To his critics, he is the most heinous of ideologues. To his supporters, a much-maligned intellectual. As Paul Wolfowitz edges closer to being installed as the new head of the World Bank, the jury is still out.
No one truly knows what Wolfowitz will bring to the World Bank
Paul Wolfowitz says he will be his own man as president of the World Bank, committed to the lofty goals of an organisation that is on the frontlines of the war against poverty.
But the US deputy defence secretary has earned notoriety for his more divisive actions in another war, in Iraq.
For critics his role in that, coupled with his championing of the "neoconservative" world view, makes him the worst possible choice for one of the most important jobs in the multinational system.
Emi Woods, an analyst at Washington's Institute for Political Studies, told AFP that putting Wolfowitz in charge of the World Bank was akin to giving Herod the keys to the nursery. "Someone who has totally mishandled the reconstruction process in Iraq, making sure that corporations benefit while a lot of Iraqis don't have electricity or running water, this is not the right person for a position where he will be responsible for the entire world," she said.
Following his surprise nomination on Wednesday by President George W. Bush to take a job that is traditionally in Washington's gift, Wolfowitz has sought to appease his critics by pledging that he will be nobody's stooge.
"If I am chosen to be the president then I would view my job as trying to pull together the strongest possible consensus to get the thing done," he said in an interview with Friday's Financial Times newspaper.
An advocate of transparency?
Wolfowitz described the World Bank's mission to reduce global poverty as "one of the greatest moral challenges of our time", while also stressing the importance of fighting corruption and promoting transparency.
One criticism levelled against the World Bank has been that it is too wedded to high-profile infrastructure projects favoured by governments in the developing world, and not enough to the needs of ordinary people.
Out-going World Bank President James D. Wolfensohn.
During his decade-long stint, outgoing president James Wolfensohn has done much to address that criticism by reorienting the Bank's focus into backing education and health policies in impoverished nations.

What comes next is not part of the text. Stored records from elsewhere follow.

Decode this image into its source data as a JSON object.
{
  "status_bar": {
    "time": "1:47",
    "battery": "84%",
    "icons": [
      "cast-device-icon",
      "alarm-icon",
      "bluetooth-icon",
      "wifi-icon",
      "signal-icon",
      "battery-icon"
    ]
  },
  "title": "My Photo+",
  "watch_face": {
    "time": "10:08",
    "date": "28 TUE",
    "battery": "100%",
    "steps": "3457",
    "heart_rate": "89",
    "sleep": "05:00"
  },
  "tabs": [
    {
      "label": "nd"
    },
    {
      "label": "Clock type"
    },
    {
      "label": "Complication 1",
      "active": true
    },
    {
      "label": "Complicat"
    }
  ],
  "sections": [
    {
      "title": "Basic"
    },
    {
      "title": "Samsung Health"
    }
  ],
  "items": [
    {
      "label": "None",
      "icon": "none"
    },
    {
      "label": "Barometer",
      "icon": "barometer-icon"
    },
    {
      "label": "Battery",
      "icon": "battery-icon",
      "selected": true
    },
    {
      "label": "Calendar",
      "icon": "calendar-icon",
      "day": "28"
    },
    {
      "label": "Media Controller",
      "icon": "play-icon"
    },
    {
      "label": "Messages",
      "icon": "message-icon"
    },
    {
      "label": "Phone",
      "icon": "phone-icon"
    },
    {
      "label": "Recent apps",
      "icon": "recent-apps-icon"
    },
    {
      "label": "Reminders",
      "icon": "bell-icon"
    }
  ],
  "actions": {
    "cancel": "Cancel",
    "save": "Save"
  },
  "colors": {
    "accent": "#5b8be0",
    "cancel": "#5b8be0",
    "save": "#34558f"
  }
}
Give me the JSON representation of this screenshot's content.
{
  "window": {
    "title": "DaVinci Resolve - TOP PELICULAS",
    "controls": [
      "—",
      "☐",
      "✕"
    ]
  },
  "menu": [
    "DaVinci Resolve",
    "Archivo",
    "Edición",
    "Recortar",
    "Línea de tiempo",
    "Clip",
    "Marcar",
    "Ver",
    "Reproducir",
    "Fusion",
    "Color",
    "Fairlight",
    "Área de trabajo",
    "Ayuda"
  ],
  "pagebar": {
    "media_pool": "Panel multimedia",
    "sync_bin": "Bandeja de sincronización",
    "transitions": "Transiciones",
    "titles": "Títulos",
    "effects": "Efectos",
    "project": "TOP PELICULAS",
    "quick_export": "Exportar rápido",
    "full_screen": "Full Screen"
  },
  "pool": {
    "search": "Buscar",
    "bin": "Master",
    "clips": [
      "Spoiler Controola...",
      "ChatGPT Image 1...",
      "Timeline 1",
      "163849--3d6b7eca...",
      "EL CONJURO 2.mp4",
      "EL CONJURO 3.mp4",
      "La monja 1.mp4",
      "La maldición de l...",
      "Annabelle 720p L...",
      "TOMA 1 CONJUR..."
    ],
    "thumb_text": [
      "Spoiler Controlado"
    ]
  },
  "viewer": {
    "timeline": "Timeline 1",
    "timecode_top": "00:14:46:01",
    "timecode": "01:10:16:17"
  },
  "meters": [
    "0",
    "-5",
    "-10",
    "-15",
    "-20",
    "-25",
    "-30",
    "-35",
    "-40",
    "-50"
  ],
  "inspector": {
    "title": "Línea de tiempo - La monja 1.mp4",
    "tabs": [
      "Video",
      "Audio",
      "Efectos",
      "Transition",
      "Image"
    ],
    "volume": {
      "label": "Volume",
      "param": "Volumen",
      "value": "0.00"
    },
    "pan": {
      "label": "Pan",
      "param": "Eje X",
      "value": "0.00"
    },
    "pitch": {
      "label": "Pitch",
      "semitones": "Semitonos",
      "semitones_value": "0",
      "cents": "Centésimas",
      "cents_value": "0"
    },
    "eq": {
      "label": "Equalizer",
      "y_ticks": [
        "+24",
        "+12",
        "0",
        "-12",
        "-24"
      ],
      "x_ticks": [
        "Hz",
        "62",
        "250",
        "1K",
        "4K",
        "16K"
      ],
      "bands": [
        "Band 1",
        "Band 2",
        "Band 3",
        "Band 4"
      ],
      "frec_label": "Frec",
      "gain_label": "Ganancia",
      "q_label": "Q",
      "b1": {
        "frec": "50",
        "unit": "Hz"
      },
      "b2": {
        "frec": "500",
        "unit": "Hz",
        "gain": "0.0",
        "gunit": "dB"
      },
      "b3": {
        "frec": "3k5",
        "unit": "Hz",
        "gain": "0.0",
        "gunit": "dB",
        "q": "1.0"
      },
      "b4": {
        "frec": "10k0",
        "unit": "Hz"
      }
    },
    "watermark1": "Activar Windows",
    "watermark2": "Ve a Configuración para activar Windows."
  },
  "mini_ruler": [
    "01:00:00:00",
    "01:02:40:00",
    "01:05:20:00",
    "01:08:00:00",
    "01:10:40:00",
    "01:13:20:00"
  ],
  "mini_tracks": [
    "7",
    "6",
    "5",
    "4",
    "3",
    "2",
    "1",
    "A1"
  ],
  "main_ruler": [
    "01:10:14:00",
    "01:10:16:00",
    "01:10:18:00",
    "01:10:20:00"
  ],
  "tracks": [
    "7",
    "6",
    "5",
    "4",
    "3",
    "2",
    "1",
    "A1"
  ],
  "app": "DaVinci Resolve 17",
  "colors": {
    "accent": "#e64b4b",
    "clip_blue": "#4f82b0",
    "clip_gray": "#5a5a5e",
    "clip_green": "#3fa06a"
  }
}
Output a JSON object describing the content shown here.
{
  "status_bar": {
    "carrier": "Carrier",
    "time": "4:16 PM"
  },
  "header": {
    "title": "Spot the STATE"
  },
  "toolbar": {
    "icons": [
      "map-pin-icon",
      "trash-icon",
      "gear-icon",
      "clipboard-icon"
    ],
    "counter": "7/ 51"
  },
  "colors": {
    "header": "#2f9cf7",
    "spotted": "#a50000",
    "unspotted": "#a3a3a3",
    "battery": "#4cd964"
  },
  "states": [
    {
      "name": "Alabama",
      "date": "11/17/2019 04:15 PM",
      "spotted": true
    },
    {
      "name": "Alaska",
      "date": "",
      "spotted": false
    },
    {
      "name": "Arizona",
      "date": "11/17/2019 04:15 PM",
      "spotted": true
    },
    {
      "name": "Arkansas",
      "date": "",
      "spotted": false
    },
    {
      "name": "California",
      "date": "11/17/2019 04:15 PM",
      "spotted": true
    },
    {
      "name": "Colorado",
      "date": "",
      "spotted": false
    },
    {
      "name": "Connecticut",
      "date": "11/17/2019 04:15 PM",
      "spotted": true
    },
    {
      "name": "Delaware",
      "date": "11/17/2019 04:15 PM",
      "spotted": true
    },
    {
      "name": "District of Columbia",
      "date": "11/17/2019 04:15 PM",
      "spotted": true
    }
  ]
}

With an annual budget of $9 billion ( 6.7 billion euros) and 10,000 staff around the world, the International Monetary Fund's sister institution is in the vanguard of promoting sustainable development.
A chance to further the New American Century?
But for his opponents, Wolfowitz has shown little interest in development and every interest in furthering a neoconservative cause that sees US-style liberal democracy and free markets as the acme of human achievement.
The New York Times highlighted his mistaken premises that led to the Iraq war and said his nomination, like that of the hardline deputy secretary of state John Bolton as UN ambassador earlier this month, was "a slap at the international community".
Recalling his hands-on stint as ambassador to Indonesia and assistant secretary of state for East Asia in the 1980s, the Times said: "We can only hope that Mr. Wolfowitz reverts to his earlier incarnation in his new job."
A man to wield the axe and sweep the broom?
The World Bank in Washington.
For his supporters, Wolfowitz will bring some overdue scrutiny to the Bank. The Wall Street Journal echoed the view of many Republicans in Congress that the bank has a "dysfunctional bureaucracy that requires deep reform".
The European Union's development commissioner, Louis Michel, has invited Wolfowitz to present his future plans if confirmed to succeed Wolfensohn in June.
Analysts say that European nations will begrudgingly accede to Bush's wish to install his man at the World Bank and continue a tradition that sees Europe, in turn, get to choose the boss of the IMF. But German Development Minister Heidemarie Wieczorek-Zeul said "the enthusiasm in old Europe is not exactly overwhelming".
Power for good as well as evil?
At any rate, some see a silver lining in having an arch-hawk with Bush's ear put into such an influential role. "If Wolfowitz is sincere then it would be an advantage, he would have the support of the administration and that could be a very good thing," said Carol Graham at the Brookings Institution.
But if he sticks to his neocon instincts and listens to the White House rather than global opinion, "it could be a very damaging thing for the bank", she added.